La semana pasada el barco con casi 1,600 personas se hundió frente a una isla en el Mar Egeo; dos franceses fallecieron al quedar atrapados en su cabina.

El ministro de la marina mercante griega indicó el martes que un error humano contribuyó al hundimiento de un crucero la semana pasada frente a una isla turística del Mar Egeo, obligando a evacuar a casi 1,600 personas.

Se teme que dos turistas franceses se ahogaron después de que el Sea Diamond encalló el jueves contra rocas sumergidas frente a la isla de Santorini, lo que provocó que se metiera el agua al barco y a la larga éste se hundiera. Entre los viajeros rescatados también había dominicanos.

Seis tripulantes del navío de bandera griega, entre ellos el capitán y el primer oficial, han sido acusados de negligencia. El capitán le dijo a los investigadores que una corriente marina lo sorprendió y arrojó el barco sobre las rocas, las cuales están marcadas y se encuentran en las cartas de navegación, minutos antes de que llegara al muelle.
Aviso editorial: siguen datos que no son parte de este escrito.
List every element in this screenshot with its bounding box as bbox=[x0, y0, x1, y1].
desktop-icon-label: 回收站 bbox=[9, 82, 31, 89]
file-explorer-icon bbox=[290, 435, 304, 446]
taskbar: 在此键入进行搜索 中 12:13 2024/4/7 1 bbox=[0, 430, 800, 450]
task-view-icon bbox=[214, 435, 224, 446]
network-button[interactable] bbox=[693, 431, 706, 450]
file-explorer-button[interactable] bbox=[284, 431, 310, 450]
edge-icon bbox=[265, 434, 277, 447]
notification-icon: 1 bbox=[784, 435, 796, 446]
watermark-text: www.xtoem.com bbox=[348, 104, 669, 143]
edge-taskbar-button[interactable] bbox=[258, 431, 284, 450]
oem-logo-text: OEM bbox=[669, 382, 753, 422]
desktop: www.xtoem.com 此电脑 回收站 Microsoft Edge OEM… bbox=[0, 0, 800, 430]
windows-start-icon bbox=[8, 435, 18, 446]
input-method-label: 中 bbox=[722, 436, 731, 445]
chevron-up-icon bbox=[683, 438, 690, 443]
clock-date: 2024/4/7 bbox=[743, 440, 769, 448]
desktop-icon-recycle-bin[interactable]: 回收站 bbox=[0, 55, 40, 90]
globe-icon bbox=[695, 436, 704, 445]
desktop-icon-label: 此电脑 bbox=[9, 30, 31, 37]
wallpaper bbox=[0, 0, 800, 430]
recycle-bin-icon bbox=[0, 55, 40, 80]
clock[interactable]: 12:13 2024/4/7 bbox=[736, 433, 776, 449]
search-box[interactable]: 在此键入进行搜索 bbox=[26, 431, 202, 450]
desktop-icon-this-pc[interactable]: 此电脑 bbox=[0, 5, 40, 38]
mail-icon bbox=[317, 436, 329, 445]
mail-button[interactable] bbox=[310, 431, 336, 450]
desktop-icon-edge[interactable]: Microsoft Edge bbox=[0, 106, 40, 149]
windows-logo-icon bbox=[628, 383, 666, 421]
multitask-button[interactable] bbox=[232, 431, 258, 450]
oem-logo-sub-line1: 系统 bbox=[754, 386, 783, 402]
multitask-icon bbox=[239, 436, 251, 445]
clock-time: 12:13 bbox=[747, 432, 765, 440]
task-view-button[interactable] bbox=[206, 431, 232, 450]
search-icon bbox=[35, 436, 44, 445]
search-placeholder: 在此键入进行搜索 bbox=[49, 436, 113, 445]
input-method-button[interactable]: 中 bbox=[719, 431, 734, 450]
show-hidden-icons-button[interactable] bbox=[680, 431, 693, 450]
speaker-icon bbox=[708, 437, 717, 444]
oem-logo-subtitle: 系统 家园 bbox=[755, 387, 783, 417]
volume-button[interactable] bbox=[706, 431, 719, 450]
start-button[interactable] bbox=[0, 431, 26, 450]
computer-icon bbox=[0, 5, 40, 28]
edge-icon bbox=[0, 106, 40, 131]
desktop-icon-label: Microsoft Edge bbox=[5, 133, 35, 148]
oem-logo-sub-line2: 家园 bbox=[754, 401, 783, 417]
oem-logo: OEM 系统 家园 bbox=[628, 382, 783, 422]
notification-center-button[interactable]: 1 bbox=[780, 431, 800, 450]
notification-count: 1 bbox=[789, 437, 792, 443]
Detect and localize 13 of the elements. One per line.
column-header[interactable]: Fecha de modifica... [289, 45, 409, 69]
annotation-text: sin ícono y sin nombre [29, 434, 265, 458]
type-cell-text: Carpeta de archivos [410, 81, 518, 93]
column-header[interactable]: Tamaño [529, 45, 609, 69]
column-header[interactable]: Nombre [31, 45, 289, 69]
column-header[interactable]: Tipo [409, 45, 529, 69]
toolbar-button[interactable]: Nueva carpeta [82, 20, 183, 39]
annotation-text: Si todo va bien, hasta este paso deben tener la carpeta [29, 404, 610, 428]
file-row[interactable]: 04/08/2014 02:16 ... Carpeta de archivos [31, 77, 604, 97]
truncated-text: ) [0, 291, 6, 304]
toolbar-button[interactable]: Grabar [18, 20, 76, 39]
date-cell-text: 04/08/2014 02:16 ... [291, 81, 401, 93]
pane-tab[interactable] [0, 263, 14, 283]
La tripulación griega ha sido puesta en libertad, pero permanece en Santorini, indicaron las autoridades. Si el tribunal los considera fundados, los cargos conllevan una pena de hasta cinco años de cárcel.

Manolis Kefaloyiannis, ministro de la marina mercante, dijo el martes que ''es casi definitivo que hubo un error humano'' en el accidente, pero no proporcionó más detalles.

También elogió los esfuerzos de rescate, los cuales consideró ''perfectos'', a pesar de que algunos pasajeros se quejaron de que no había suficientes chalecos salvavidas, los tripulantes les dieron pocas indicaciones para ayudarlos a salir y tuvieron que bajar por empinadas escalas de cuerda para ponerse a salvo.

''Ahora nuestra atención está centrada en la cuestión del (daño al) medio ambiente... y, desde luego, en hallar a los dos desaparecidos'', señaló Kefaloyiannis.

Un submarino robot comenzó a filmar los restos el martes en un intento por localizar a los turistas desaparecidos y a la grabadora de datos del navío, mientras que los trabajadores intentaban limpiar el combustible que se filtró al mar desde los tanques del barco.

Se cree que los turistas perdidos, el francés Jean-Christophe Allain, de 45 años, y su hija Maud, de 16 quedaron atrapados en su cabina inundada. La esposa de Allain apenas logró escapar.